I glance to my left and right but all I see are black double doors flanking me, enticing me with curiosity as to what lies beyond each door. I glance around, taking in every gorgeous piece of gothic architecture in the dimly lit entrance hall. It’s dark and even the sunlight struggles to penetrate through the vines, leaving various candles lit around the room with the task of creating a somewhat cosy ambience. At least in my opinion.
Most people don’t think that there is any beauty in darkness. They think darkness only means sadness, anger or evil, but I couldn’t disagree more. If it weren’t for the night we couldn’t see the beauty of the stars as they twinkle in the sky or admire the glow of the moon as it radiates the sun’s rays, lighting up the sky in the middle of the night.
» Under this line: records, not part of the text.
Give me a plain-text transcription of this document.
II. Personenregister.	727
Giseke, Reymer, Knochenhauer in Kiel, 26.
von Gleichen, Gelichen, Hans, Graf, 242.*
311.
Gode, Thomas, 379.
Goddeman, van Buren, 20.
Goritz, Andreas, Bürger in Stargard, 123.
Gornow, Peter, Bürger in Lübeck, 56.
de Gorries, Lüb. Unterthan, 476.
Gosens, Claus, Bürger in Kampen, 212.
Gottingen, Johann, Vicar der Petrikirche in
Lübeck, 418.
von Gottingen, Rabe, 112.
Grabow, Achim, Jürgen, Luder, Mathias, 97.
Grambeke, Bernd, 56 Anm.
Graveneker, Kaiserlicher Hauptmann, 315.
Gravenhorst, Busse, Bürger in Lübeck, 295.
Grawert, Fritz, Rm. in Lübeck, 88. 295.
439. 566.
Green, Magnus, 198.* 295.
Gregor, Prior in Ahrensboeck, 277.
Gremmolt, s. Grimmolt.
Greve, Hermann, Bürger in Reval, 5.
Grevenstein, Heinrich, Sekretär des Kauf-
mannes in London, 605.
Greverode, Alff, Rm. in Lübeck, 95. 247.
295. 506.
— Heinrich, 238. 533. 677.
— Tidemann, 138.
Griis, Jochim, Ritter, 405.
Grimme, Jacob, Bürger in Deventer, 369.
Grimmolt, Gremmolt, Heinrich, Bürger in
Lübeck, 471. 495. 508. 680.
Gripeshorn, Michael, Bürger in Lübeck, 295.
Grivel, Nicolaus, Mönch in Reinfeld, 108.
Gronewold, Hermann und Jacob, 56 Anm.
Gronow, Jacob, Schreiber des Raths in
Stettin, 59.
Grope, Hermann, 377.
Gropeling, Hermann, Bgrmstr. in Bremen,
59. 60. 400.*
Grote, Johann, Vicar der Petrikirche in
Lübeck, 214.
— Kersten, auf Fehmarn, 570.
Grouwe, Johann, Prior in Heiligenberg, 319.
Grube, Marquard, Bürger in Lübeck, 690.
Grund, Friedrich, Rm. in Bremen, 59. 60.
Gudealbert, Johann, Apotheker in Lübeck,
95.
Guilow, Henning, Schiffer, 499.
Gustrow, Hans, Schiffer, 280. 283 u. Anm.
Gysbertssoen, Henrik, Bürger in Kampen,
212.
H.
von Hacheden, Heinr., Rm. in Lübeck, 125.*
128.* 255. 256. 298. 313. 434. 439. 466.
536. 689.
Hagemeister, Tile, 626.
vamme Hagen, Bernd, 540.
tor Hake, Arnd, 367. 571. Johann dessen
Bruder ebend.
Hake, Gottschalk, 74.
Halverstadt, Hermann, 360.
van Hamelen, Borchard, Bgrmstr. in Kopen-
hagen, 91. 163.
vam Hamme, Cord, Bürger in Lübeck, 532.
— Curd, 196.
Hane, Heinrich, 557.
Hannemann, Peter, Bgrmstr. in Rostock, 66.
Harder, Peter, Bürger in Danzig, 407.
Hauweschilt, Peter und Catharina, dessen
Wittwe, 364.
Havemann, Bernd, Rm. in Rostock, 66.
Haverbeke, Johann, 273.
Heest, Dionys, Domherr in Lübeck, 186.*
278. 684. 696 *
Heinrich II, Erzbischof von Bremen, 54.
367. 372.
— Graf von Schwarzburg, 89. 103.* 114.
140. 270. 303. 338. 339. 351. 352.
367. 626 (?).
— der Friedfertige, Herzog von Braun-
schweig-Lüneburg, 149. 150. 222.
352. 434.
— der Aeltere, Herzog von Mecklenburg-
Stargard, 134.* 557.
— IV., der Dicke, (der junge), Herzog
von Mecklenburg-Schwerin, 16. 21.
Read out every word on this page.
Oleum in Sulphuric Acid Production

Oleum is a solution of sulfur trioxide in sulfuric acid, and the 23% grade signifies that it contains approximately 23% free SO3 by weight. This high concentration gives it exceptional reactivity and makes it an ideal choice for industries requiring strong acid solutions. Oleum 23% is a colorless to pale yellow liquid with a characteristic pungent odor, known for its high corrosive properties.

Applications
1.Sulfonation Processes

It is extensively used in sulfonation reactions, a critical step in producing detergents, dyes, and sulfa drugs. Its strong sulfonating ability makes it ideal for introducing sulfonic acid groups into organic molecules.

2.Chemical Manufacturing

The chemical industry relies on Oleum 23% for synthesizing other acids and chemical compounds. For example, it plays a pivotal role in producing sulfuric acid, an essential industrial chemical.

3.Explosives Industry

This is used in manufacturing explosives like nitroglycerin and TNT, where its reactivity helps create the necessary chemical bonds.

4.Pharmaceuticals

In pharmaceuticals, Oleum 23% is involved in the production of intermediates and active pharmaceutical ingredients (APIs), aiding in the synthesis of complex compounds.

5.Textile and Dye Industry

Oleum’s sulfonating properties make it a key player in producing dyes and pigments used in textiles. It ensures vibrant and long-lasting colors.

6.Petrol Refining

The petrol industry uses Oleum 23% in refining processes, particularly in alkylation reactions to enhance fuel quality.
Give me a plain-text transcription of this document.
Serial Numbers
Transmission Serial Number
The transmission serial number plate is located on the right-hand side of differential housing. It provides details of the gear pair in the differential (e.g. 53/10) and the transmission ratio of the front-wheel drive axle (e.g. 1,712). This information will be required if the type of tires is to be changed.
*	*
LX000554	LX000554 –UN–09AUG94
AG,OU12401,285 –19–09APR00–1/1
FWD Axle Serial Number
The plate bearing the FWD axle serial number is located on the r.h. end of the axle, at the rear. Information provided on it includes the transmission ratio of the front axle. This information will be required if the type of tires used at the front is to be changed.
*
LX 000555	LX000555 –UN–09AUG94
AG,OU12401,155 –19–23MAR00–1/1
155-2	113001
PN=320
We can only appreciate light because we know what darkness is. They’re two halves of the one coin, neither being able to exist without the other. Yes, there’s coldness in darkness, but sometimes there’s beauty if you care enough to see it.
If this is Azadou’s home then already I can tell there is more than just coldness inside him. To create something so exquisite is enough to tell me that there is more to him than just malice. If only he would let me see it for myself.
I turn to explore my surroundings only to collide with a solid wall of muscle, so solid it leaves a burning ache through my body as I connect with it. My eyes stare at a muscular, bronzed chest, smooth as silk yet firmer than granite, rising and falling steadily before my eyes. I feel my essram come alive like a live wire connecting with water, threatening its surroundings with dangerous sparks. I slowly tilt my head up, a lump forming in my throat as I once again feel that sensation of being sucked into a black hole, my senses running on overload as I yearn to dive right into it and allowing it to consume me. I look upon a thick, black goatee surrounding the most perfect lips I have ever seen; full and firm, set into a hard line. A perfect nose hovers above me, nostrils flaring as I tilt my head back further until my eyes connect with two, bright purple eyes glowing and staring me down. My heart pounds furiously and my hands begin to sweat but the fear never comes. All I feel is the incomparable feeling of peace and joy to be staring into the eyes of my animai. Eyes that don’t look happy to see me.